The author, in the first part of the poem (the first three verses), questions which system, believes, ideology, or way, is the best. He further indicates that as countries are set up with different values due to varied source of influence, they differ equally in their perception of Right and Wrong. In the third, fourth and fifth verses, the author explains that VIRTURE is a word defined only in the context of each society yet all societies should have a uniform set of values or else the existence of these societies, with diverse differences, would create more conflict. In the last three verses, the author warns that the uniform values should however be composed of only the good ones and the choice should be made after great reflection and not in haste. In conclusion, the last verse states: Calmly settled, better abled,/ Staid, the intellect is rambled/ Free the search; freely re-search,/ And in earnest beat the latch,.

Energy
A one-versed twelve-lined poem, Energy describes vividly a sand storm. The poem is written in free verse and one notices the rich choice of adjectives and adverbs to describe the sand storm.

Mr Hassum Ceesay Sr

Mr Ceesay wrote two poems: Fugitive and Manifa Musu. Both are a bit lengthy and the second is given a mandinka name.

Fugitive
This poem is written in free verse and is composed of five verses. The first four are seven lines long each and the last one is a two-verse one. It is about a tilapia fish. The first verse tends to portray the dilemma of the tilapia. After the tide has gone down a little tilapia is caught between two planks of the wharf where it initially came to take refuge and knowing the nature of the fish’s facial structure, the poet suspects a grin. But for the dew on its body, the fish hardly has any possibility to survive if it stays much longer there. In the second verse, the fish’s only hope for survival diminishes as the dew dries under the hut sun. The second verse reads:

Lucifer takes refuge,
Your shroud of due betrays you
To the cyclopic glare
Of the yet languid sun.
Could you have transgressed
Or here erred thro’sprightliness
And still grin with contempt?

The reader notices how the situation of the tilapia is critical. As the place is now unsafe, the little fish flees home before it gets caught or dies in the open air. The requests the fish to dive deeper in the water as safety lies in its natural environment. The poem concludes with: ‘To earn an equilibrium/You must for the extreme go’. Certain this poem is symbolic and uses imagery to describe human dilema.

Manifa Musu
The title is a ‘colourful Mandinka expression (Literaly a woman rice killer)’ meaning a rice farmer.
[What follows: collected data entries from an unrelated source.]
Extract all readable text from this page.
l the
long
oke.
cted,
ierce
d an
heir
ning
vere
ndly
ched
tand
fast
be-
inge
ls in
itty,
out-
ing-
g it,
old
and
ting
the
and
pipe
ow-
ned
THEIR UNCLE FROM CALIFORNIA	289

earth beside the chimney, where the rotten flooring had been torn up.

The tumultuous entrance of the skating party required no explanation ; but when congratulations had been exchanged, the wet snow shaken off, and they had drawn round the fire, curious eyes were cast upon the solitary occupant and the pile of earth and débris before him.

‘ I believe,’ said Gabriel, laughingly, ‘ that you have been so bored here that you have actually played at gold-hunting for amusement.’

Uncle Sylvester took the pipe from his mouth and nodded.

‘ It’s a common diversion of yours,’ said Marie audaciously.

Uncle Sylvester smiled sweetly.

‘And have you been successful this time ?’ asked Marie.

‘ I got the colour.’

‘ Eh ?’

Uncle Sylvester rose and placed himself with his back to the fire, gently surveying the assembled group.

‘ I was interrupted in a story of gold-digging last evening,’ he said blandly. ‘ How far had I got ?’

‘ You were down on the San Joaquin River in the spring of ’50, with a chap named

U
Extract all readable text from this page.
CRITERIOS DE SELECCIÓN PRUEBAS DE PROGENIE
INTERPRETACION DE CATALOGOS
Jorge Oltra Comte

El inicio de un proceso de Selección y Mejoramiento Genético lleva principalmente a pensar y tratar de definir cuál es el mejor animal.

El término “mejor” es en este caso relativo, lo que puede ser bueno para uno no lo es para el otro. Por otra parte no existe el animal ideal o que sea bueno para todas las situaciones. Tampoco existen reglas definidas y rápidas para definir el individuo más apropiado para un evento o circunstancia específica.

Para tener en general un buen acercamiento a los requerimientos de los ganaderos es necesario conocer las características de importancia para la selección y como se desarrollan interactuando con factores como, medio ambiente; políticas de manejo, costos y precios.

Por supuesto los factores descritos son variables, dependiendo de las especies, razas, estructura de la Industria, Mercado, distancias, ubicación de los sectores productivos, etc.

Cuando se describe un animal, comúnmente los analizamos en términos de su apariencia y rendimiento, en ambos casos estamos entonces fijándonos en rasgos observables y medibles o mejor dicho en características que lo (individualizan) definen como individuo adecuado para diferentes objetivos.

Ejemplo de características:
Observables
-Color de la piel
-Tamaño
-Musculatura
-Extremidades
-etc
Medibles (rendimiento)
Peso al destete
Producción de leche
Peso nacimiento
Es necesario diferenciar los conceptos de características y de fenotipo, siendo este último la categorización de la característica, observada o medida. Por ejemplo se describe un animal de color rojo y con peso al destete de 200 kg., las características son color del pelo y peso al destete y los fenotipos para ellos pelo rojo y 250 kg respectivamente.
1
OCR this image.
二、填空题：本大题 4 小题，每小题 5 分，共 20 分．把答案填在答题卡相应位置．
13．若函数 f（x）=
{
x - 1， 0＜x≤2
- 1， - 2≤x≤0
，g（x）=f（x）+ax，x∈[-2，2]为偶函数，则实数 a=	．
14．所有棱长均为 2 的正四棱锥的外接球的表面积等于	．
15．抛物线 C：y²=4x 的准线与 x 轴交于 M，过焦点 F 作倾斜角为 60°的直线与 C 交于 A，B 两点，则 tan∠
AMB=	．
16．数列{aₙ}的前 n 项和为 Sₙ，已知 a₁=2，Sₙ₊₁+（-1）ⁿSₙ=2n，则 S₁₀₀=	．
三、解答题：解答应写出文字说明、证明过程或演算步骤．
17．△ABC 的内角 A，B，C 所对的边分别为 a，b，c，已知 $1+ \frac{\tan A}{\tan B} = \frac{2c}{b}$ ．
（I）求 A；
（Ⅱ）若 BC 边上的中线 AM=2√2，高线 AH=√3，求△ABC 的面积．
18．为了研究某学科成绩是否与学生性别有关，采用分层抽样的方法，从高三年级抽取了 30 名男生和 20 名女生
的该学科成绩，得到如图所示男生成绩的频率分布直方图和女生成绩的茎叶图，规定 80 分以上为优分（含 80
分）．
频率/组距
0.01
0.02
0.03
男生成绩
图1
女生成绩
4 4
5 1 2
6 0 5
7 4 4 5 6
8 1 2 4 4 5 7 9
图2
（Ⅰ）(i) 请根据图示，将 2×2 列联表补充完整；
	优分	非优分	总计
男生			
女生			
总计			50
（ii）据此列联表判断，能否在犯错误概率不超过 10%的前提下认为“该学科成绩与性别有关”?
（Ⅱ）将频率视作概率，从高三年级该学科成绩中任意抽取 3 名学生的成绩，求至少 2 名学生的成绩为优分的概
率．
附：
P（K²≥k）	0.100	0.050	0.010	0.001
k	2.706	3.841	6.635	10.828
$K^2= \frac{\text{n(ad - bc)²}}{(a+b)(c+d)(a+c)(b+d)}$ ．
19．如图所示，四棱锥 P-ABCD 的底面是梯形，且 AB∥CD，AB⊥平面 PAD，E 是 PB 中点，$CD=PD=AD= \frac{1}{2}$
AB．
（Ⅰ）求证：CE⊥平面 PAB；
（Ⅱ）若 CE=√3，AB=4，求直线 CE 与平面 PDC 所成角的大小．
The poem is fourty-four lines long, written in free verse, divided into seven verses thus: 2-7-7-7-7-11-3. A poem full of emotion and regret. Emotion, because the poet uses strong words to describe a Mandingo woman rice farmer, who, due to her appearance, is looked low upon. Regret, because the poet, speaking for all those men who earlier sees the woman as insignificant, later recognises her value and strongly apologises. He apologises because the poet, in actual fact, has always been nourished and cared for through the hard work of this "dirty" Manifa Musu. Verse 6 reads:
Disdainful matron:
I shrink at the touch of
Your scaly skin
Lineated with canals
Of lime and salt, all baked,
As are the droppings of birds….

The poet, after profuse apology, demands the woman: ‘Are you paid measure for measure?’ the poem ends with the following three verses: ‘My humble respects, dame/Of the rice fields,/Heroine!’